I want to remember Desmond Tutu’s words and faith on this Easter Sunday when the place we call the Holy Land looks so hopeless and when our world feels violent and threatened by a new kind of terror. I also want to remember that story of the man from Nazareth, and the Spirit of acceptance and courage, compassion and love that he released. I want to open my eyes to see that Spirit in sunsets and birds, in songs and broken bread, and especially in crooked kisses in hospital rooms and everywhere else that the divinity within us shines forth in ordinary people.
At his Inaugural Speech in 1994, South African President Nelson Mandela invited us to see with resurrection eyes and to feel with resurrection hearts. He said:
Our deepest fear is not that we are inadequate. Our deepest fear is that we are powerful beyond measure. It is our light not our darkness that most frightens us. We ask ourselves who am I to be brilliant, gorgeous, talented and fabulous.

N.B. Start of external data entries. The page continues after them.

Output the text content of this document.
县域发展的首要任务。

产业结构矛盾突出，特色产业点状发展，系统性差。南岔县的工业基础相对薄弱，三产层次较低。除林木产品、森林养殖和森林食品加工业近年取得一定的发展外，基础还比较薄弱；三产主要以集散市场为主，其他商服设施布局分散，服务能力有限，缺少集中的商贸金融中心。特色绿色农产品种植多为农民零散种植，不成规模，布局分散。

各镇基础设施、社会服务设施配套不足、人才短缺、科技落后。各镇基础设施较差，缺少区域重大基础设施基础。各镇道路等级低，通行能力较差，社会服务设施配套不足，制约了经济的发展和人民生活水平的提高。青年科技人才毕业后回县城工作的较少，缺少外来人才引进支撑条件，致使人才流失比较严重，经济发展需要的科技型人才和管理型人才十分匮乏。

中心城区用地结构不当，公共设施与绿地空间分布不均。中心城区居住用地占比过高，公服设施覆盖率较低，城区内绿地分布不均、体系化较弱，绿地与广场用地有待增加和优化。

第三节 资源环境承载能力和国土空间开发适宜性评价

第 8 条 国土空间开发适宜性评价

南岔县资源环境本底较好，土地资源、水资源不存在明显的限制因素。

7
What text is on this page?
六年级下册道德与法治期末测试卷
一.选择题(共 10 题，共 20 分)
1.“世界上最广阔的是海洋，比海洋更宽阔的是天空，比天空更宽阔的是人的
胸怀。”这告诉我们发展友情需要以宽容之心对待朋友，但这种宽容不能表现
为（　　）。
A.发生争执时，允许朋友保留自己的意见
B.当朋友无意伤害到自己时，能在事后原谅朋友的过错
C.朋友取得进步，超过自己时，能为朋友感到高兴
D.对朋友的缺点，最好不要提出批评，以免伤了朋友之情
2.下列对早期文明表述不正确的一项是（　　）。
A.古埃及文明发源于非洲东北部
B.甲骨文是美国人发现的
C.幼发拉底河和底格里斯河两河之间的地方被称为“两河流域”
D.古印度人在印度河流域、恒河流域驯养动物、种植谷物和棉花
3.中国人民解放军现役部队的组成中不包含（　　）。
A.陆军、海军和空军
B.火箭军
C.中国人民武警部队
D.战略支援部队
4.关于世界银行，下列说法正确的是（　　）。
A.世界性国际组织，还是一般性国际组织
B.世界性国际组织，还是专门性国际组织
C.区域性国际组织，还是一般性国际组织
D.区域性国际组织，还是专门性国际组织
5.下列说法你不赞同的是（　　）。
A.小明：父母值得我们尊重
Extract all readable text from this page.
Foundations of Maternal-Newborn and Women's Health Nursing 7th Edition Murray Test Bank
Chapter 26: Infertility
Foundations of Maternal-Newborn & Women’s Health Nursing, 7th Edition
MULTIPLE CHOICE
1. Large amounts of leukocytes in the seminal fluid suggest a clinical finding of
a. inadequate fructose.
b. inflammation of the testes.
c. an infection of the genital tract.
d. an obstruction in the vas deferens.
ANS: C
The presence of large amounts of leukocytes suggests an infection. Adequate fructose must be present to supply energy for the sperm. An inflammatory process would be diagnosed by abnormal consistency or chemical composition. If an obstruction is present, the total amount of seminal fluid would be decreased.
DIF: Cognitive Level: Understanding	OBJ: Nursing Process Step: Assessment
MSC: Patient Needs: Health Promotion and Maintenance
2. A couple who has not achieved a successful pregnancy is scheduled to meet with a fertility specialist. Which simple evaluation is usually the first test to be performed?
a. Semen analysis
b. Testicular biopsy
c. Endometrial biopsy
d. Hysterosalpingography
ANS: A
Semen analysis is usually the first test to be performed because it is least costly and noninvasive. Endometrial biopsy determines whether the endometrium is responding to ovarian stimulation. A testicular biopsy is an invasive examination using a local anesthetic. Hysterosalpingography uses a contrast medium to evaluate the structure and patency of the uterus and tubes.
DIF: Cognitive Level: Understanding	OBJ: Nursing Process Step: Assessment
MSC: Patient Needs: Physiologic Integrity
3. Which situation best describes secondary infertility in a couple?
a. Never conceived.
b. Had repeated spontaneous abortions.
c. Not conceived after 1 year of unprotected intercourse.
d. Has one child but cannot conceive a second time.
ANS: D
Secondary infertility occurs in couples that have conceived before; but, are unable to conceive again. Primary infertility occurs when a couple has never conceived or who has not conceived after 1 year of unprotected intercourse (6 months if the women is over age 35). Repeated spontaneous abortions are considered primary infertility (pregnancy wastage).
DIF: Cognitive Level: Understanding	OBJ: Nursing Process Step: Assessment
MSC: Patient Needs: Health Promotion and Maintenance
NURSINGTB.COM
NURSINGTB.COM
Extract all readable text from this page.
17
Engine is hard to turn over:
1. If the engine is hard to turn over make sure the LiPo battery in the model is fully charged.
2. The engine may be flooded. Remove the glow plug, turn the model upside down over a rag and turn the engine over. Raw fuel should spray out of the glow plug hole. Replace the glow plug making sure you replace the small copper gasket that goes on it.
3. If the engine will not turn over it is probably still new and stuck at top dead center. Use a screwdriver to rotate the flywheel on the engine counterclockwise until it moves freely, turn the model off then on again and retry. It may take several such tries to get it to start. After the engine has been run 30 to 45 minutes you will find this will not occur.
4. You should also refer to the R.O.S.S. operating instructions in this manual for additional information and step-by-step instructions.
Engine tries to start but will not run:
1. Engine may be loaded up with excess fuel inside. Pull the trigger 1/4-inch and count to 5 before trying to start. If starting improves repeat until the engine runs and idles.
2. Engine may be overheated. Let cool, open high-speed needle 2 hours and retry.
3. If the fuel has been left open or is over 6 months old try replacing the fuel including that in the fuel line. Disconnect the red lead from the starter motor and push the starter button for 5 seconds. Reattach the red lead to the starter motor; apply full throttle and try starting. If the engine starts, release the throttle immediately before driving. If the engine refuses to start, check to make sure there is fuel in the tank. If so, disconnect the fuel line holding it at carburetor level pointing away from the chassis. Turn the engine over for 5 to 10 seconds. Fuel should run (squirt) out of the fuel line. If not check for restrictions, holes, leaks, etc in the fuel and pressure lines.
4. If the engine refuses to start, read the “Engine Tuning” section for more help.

Actually, who are you not to be? You are a child of God. Your playing small doesn’t serve the world. There is nothing enlightened about shrinking.
We are born to make manifest the glory of God that is within us. It’s not just in some of us, it’s in everyone, and as we let our own light shine, we consciously give other people permission to do the same. As we are liberated from our own fear, our presence automatically liberates others.
The Spirit of Christ’s resurrection lives in you. It is your energy of acceptance and courage, compassion and love. You are born to make manifest the glory of God that is within you. Do not be afraid.
Alleluia, Christ is risen! The Lord is risen indeed! Alleluia!